Und wie entwickelt sich die Lage in den Krankenhäusern der Oberschwabenklinik (OSK)? Langsam, aber stetig steigt dort die Zahl an Covid-19-Patienten. Mittlerweile werden am Elisabethen-Krankenhaus in Ravensburg und im Westallgäuklinikum Wangen nach Auskunft von OSK-Pressesprecher Winfried Leiprecht insgesamt 19 Menschen behandelt, davon sechs auf den Intensivstationen
(vier in Ravensburg, zwei in Wangen). Am Montag waren es 17, vor einer Woche zwölf. Anders als viele Krankenhäuser in anderen Landstrichen, wo sich die Patientenzahlen zum Teil in Wochenfrist verdoppeln und die Intensivstationen vollzulaufen drohen, müssten bei der OSK noch keine Patienten mit planbaren, nicht so dringenden Eingriffen abgewiesen werden.
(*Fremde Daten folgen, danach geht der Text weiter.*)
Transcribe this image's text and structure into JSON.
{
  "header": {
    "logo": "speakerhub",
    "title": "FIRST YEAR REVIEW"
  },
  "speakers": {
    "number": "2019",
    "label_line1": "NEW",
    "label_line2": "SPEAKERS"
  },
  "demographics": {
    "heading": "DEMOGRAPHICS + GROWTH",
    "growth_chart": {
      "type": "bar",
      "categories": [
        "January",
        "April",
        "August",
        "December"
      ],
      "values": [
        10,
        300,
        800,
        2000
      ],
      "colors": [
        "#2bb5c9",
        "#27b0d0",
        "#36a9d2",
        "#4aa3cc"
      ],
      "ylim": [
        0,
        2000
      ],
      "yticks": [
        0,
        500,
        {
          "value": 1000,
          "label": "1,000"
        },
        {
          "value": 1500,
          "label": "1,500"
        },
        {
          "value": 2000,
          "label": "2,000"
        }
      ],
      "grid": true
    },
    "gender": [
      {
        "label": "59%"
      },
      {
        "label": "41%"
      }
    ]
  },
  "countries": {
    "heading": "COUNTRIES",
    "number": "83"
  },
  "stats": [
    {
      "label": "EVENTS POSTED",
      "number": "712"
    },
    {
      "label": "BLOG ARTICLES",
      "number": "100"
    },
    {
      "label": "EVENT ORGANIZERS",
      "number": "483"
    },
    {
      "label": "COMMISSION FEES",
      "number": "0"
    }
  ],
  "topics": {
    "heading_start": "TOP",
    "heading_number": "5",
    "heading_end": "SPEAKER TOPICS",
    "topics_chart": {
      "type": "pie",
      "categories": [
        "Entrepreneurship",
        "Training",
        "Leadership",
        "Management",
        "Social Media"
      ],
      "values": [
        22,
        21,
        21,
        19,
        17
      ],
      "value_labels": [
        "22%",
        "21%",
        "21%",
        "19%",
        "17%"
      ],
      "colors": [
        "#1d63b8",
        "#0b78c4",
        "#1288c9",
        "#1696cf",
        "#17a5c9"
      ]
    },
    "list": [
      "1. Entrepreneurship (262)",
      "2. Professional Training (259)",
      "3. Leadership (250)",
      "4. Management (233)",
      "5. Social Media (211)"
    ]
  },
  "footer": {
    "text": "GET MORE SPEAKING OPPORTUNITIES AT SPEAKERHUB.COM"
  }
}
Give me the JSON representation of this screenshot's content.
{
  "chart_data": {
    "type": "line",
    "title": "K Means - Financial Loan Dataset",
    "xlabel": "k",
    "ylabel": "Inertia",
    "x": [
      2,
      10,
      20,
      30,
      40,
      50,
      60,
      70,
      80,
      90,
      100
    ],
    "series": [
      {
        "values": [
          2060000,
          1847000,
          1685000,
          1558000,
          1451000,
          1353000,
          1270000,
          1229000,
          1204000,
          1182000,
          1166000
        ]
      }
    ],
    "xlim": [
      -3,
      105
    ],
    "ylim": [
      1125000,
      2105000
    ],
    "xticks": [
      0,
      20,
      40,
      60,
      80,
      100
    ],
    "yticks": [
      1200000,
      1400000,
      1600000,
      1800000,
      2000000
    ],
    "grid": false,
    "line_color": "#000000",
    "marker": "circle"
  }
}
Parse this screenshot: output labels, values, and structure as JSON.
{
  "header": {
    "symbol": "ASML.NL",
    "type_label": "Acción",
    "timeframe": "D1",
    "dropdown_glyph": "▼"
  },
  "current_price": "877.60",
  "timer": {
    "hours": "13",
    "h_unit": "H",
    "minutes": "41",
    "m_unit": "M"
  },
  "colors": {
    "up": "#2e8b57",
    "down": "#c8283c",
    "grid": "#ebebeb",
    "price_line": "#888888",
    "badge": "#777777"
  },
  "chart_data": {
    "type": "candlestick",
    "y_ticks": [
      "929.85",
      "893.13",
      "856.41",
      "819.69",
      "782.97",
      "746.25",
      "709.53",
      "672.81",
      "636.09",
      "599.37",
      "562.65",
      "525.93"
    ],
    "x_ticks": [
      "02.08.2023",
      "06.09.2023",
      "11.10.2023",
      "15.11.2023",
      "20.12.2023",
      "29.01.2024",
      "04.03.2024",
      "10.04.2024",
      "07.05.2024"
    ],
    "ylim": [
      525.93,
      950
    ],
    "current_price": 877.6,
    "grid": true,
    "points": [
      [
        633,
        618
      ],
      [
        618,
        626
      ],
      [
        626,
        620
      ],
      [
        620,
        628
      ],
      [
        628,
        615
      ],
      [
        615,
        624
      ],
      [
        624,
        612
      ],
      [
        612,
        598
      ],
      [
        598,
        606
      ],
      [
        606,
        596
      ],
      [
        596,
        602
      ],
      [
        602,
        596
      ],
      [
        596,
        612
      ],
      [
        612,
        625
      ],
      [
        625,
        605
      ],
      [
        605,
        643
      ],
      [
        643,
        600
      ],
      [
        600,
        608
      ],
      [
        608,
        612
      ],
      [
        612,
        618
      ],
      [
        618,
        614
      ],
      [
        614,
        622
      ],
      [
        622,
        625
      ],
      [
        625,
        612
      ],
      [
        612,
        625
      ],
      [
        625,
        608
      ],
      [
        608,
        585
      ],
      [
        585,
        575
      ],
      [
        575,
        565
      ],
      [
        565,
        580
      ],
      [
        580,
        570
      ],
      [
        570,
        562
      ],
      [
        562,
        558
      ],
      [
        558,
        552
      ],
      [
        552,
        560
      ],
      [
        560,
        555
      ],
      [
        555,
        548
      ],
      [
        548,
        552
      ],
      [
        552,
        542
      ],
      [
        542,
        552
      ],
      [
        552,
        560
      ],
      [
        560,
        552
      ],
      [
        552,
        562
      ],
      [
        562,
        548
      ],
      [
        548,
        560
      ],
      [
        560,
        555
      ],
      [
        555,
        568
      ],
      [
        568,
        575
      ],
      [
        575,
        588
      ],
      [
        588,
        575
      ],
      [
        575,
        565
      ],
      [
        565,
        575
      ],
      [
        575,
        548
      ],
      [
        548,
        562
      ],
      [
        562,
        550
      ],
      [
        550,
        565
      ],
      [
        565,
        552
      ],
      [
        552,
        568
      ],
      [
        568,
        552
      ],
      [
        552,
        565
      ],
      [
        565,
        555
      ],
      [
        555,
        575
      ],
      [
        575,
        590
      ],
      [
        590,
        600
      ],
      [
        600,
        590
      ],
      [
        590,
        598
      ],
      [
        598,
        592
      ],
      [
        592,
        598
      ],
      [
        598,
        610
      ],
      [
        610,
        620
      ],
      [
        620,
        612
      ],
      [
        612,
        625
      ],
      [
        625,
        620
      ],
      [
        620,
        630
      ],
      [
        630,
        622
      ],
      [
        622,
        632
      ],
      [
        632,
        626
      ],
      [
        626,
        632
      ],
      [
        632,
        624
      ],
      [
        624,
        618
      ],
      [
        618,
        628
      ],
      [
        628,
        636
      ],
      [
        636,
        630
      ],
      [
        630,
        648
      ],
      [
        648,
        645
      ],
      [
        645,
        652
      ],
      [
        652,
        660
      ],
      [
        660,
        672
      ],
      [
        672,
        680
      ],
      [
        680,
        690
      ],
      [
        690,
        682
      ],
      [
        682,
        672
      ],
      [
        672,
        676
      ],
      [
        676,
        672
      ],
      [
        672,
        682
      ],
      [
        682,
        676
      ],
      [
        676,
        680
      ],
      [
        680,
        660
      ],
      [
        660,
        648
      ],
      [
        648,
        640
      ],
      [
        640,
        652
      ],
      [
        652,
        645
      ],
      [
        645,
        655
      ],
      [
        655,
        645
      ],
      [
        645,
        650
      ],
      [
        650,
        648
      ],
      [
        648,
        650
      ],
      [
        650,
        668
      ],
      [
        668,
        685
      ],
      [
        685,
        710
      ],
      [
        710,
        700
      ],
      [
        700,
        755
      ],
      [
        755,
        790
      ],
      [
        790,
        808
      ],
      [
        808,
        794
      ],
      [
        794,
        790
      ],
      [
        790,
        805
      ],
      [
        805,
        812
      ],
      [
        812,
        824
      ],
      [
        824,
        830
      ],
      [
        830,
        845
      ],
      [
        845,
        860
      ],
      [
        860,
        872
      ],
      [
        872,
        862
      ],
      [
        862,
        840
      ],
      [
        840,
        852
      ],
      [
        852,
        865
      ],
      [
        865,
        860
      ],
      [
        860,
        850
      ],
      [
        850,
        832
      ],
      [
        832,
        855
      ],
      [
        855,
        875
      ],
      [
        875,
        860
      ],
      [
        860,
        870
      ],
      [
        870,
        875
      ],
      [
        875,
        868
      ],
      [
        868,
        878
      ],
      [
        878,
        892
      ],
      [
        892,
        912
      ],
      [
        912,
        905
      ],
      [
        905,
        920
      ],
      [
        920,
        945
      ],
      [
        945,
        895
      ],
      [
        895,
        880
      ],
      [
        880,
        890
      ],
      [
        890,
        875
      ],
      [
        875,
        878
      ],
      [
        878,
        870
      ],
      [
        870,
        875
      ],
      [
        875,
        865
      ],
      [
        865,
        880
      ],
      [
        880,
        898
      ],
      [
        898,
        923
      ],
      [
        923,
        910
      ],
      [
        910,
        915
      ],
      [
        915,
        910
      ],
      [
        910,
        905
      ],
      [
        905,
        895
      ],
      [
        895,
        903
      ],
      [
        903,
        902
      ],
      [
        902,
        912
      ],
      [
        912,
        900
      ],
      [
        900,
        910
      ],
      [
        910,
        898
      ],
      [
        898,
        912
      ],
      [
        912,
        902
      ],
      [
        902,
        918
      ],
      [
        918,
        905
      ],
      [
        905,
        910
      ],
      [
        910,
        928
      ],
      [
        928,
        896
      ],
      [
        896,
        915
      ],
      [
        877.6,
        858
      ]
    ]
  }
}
Derweil meldet das Landratsamt am Donnerstag 34 Neuinfizierte (davon 10 im Alter ab 50 Jahren) und 10 „Gesundmeldungen“für den Landkreis Ravensburg. Ein Fall aus Wolfegg aus den Vortagen wurde jedoch wieder abgezogen. Die Zahl der aktiven Fälle steigt damit auf 477. Die Sieben-Tage-Inzidenz klettert auf einen neuen Rekordwert von 71,9 (eigene Berechnung auf Grundlage der vom Landratsamt gemeldeten Zahlen). Wie so oft, gibt es besonders viele neue Fälle im Allgäu. Je vier in Wangen, Leutkirch und Aichstetten. Jeweils drei Fälle wurden in Ravensburg, Weingarten, Berg und Altshausen registriert, die restlichen verteilen sich auf Achberg (2), Amtzell (1), Aulendorf (1), Bad Waldsee (1) Baienfurt (1), Isny (1), Kißlegg (2) und Waldburg (1).